Each issue has actions: resolve, dismiss, delete, and generate a fix prompt. Clicking an action changes the store and refreshes, so the dashboard is read and act in one place. Issues last seen on an older version are badged "possibly fixed"; clear them in bulk with review prune --stale.

Acting on an issue

review fix <id> prints a self-contained brief: the problem, the evidence gathered across every session it appeared in, where the fix most likely belongs (from its fix target), and transcript pointers, ready to paste into a coding agent. The /review-fix <id> command runs this in Claude Code and resolves the issue when done.

jutul-agent review export                 # one self-contained HTML file (transcripts embedded)
jutul-agent review export --format md     # a ranked Markdown digest of the open issues
jutul-agent review export -o report.html  # choose the path

export writes an offline, private artifact. The HTML form is a single file with every reviewed transcript embedded, so one attachment carries the whole picture; the Markdown form is a short digest for pasting into a doc or message.

Reviewing with a coding agent (no API cost)

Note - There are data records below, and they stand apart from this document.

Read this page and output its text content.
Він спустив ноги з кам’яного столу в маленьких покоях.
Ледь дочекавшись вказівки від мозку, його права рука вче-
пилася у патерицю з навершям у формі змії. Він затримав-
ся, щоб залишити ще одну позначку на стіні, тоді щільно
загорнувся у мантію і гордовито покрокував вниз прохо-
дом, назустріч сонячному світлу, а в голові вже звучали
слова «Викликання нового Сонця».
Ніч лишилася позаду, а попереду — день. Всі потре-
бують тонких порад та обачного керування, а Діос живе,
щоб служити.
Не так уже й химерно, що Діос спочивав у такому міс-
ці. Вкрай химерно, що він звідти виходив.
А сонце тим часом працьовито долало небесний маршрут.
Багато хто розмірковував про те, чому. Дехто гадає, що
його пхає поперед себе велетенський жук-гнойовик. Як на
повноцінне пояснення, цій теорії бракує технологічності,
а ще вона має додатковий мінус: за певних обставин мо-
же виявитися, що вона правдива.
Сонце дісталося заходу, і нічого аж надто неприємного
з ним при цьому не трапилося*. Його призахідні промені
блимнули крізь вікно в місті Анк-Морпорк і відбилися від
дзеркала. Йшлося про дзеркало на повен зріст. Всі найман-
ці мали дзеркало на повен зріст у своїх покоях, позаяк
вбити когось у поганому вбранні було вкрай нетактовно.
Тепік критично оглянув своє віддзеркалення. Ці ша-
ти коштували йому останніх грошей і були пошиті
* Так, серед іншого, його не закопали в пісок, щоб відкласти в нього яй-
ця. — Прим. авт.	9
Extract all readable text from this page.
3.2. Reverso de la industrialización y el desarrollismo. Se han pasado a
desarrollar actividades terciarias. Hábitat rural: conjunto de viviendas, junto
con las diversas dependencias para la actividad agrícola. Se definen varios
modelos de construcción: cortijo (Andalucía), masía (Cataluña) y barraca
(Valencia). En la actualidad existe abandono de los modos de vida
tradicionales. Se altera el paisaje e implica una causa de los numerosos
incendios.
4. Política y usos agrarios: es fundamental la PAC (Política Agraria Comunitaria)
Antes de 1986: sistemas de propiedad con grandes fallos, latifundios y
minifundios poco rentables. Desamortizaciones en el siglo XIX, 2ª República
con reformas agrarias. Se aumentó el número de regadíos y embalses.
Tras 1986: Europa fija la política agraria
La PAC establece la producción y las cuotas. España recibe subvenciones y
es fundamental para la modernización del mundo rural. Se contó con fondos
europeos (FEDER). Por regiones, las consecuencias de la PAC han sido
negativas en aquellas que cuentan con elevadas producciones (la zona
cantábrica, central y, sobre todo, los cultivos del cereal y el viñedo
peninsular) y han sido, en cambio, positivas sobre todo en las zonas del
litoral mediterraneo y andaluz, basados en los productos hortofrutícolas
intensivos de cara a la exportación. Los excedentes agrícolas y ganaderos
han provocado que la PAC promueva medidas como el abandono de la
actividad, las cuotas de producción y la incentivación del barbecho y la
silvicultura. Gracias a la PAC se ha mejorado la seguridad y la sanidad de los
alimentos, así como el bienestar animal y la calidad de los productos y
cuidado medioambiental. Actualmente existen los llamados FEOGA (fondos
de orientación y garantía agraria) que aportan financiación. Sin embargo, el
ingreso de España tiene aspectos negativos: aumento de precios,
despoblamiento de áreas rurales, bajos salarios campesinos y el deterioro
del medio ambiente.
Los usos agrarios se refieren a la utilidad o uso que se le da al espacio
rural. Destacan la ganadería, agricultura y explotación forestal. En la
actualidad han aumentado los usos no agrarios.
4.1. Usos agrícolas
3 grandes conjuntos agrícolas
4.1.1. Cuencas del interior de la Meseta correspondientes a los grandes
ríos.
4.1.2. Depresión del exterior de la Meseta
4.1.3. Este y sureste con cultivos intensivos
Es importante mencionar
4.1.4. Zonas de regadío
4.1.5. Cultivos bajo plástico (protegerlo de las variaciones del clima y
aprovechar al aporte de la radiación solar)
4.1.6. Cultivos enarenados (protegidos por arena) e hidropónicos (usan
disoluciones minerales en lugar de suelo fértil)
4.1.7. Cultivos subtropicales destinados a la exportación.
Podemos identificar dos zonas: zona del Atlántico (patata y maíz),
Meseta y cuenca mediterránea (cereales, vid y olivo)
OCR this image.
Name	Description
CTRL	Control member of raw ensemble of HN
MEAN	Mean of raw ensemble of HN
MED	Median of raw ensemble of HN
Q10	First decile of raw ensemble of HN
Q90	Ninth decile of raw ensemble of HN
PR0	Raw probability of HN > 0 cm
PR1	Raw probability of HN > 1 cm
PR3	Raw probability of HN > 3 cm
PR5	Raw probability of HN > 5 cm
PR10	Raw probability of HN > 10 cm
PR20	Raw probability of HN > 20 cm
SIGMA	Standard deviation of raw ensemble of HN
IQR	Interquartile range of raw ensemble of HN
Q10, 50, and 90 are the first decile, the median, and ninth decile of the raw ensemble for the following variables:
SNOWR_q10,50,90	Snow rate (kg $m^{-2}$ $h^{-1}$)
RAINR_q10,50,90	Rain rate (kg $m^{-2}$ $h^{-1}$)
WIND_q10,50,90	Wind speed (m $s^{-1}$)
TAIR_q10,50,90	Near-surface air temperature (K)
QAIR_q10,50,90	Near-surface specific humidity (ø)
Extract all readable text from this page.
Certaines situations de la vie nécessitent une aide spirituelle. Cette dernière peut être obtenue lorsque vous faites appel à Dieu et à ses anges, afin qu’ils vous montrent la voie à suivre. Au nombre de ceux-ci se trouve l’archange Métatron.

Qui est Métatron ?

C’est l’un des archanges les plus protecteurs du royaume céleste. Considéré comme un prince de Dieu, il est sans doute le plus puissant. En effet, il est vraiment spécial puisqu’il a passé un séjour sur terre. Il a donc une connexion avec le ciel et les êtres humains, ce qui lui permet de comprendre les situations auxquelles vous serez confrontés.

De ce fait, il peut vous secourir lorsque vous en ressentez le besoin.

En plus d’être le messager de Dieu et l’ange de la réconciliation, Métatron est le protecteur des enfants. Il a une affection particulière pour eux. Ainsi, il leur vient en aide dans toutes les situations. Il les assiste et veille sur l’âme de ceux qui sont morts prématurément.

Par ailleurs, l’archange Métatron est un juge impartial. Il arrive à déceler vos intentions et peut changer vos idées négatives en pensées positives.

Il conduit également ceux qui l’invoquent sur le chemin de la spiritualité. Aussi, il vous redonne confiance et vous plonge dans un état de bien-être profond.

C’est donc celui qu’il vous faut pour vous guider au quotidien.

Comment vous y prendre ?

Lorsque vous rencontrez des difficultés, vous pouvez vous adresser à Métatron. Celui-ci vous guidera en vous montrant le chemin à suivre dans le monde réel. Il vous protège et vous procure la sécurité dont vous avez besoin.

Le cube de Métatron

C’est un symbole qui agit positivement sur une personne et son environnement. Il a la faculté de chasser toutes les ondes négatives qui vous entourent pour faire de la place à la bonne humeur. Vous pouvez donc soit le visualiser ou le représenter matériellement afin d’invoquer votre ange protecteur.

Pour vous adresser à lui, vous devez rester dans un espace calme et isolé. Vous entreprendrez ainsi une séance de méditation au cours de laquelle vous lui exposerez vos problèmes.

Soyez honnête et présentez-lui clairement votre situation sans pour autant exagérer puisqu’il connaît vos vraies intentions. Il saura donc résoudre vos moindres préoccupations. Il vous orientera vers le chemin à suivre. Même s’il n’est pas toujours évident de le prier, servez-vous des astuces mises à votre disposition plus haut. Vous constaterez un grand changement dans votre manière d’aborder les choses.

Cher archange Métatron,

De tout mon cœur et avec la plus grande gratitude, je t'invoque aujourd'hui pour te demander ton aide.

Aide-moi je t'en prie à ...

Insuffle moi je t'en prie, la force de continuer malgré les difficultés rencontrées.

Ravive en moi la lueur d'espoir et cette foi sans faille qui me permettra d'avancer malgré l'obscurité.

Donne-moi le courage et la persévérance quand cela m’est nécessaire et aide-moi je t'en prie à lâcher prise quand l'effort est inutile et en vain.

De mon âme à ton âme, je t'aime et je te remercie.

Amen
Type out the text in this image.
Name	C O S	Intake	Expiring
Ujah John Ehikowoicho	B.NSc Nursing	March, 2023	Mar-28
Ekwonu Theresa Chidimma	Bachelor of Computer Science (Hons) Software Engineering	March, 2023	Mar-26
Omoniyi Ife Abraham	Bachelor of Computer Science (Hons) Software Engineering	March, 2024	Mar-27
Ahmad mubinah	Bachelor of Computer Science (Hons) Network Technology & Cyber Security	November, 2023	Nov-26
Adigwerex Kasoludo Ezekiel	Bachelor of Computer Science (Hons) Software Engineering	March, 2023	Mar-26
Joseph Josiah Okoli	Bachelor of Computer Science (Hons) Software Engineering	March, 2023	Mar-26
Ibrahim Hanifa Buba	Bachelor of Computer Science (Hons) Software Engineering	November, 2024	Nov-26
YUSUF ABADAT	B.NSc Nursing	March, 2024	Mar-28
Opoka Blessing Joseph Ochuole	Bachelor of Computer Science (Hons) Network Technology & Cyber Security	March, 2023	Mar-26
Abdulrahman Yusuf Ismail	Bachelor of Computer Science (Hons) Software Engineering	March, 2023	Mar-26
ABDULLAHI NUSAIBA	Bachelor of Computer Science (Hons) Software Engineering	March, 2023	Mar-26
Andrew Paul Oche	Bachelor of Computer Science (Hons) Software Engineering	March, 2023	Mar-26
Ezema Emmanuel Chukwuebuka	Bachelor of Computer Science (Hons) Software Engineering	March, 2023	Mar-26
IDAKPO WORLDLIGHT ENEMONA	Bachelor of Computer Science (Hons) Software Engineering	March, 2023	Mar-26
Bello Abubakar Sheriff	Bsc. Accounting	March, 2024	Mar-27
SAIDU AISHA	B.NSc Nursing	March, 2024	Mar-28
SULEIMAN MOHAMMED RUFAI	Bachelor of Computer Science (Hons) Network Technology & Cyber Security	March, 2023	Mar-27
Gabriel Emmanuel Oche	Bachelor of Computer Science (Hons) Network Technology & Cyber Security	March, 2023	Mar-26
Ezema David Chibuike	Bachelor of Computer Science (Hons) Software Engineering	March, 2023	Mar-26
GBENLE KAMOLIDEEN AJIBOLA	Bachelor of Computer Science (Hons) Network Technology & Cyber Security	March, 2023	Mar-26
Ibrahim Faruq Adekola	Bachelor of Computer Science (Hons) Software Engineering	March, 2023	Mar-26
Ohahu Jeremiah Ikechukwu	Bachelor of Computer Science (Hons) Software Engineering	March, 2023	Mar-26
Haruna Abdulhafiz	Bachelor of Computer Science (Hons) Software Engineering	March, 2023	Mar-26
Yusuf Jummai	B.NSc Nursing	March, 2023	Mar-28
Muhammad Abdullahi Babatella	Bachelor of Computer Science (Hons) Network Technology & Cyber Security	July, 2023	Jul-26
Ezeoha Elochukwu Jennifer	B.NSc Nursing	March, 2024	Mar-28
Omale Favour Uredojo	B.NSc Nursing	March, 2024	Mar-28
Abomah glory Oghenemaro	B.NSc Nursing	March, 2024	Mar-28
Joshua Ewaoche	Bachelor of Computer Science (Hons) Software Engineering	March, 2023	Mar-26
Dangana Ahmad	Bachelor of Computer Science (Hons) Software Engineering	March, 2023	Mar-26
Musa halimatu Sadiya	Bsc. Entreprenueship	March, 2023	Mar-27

The expensive part is reading the session. You can hand that to a coding agent you already pay for (Claude Code and the like) instead of the API:

jutul-agent review prompt <session-id> > req.md            # critic prompt + transcript
jutul-agent review ingest <session-id> --from findings.json   # log + curate it

ingest logs the findings (tagged coding-agent) and curates them like any other review. Add --no-curate to only log, with no model call at all.

Curation is normally an LLM call that clusters same-root-cause findings, but when no provider key is set it falls back to deterministic exact-title matching, so the offline path stays API-free end to end. A later review curate with a key re-clusters any reworded duplicates the title match missed.

One command in Claude Code

The repo ships a /review-mine project command. Run it in Claude Code and it does the whole loop: list pending sessions, read each transcript via review prompt, review it against the rubric, reuse existing issue titles to curate, and ingest the result, at no API cost. Pass an optional limit, e.g. /review-mine 10.

What a finding looks like

Each review returns a short summary plus zero or more findings. A finding has a category, a severity, evidence quoted from the session, a concrete suggestion, an optional free-form detail, and a fix target that says where the fix belongs:

case-validation: extend the active simulator's input/case validation to catch the input next time.
skill: clarify or extend a skill so the agent avoids the mistake.
prompt: adjust the system prompt.
eval: add the session as a regression case to the eval suite.
code: a jutul-agent change.

The category and fix-target labels are a guide, not a fixed checklist; the reviewer uses "other" and explains in the detail field when a finding does not fit. The fix targets are the loop: a case-validation finding is a candidate validation rule, an eval finding is a candidate regression test. You review the log, accept what is real, and route each to its target. Autonomous flagging, human-gated promotion.

Findings and issues are stored as JSON because curation has to merge, count, and rank them. Each report also carries a prose summary, and the CLI renders everything as readable text.

The reviewer is general: it reasons from the actual session, not a hard-coded checklist, so it works across simulators and surfaces more than unit errors (agent mistakes, unverified claims, missing checks). It is best-effort, so a missing key or a model error simply skips the review without disturbing the run.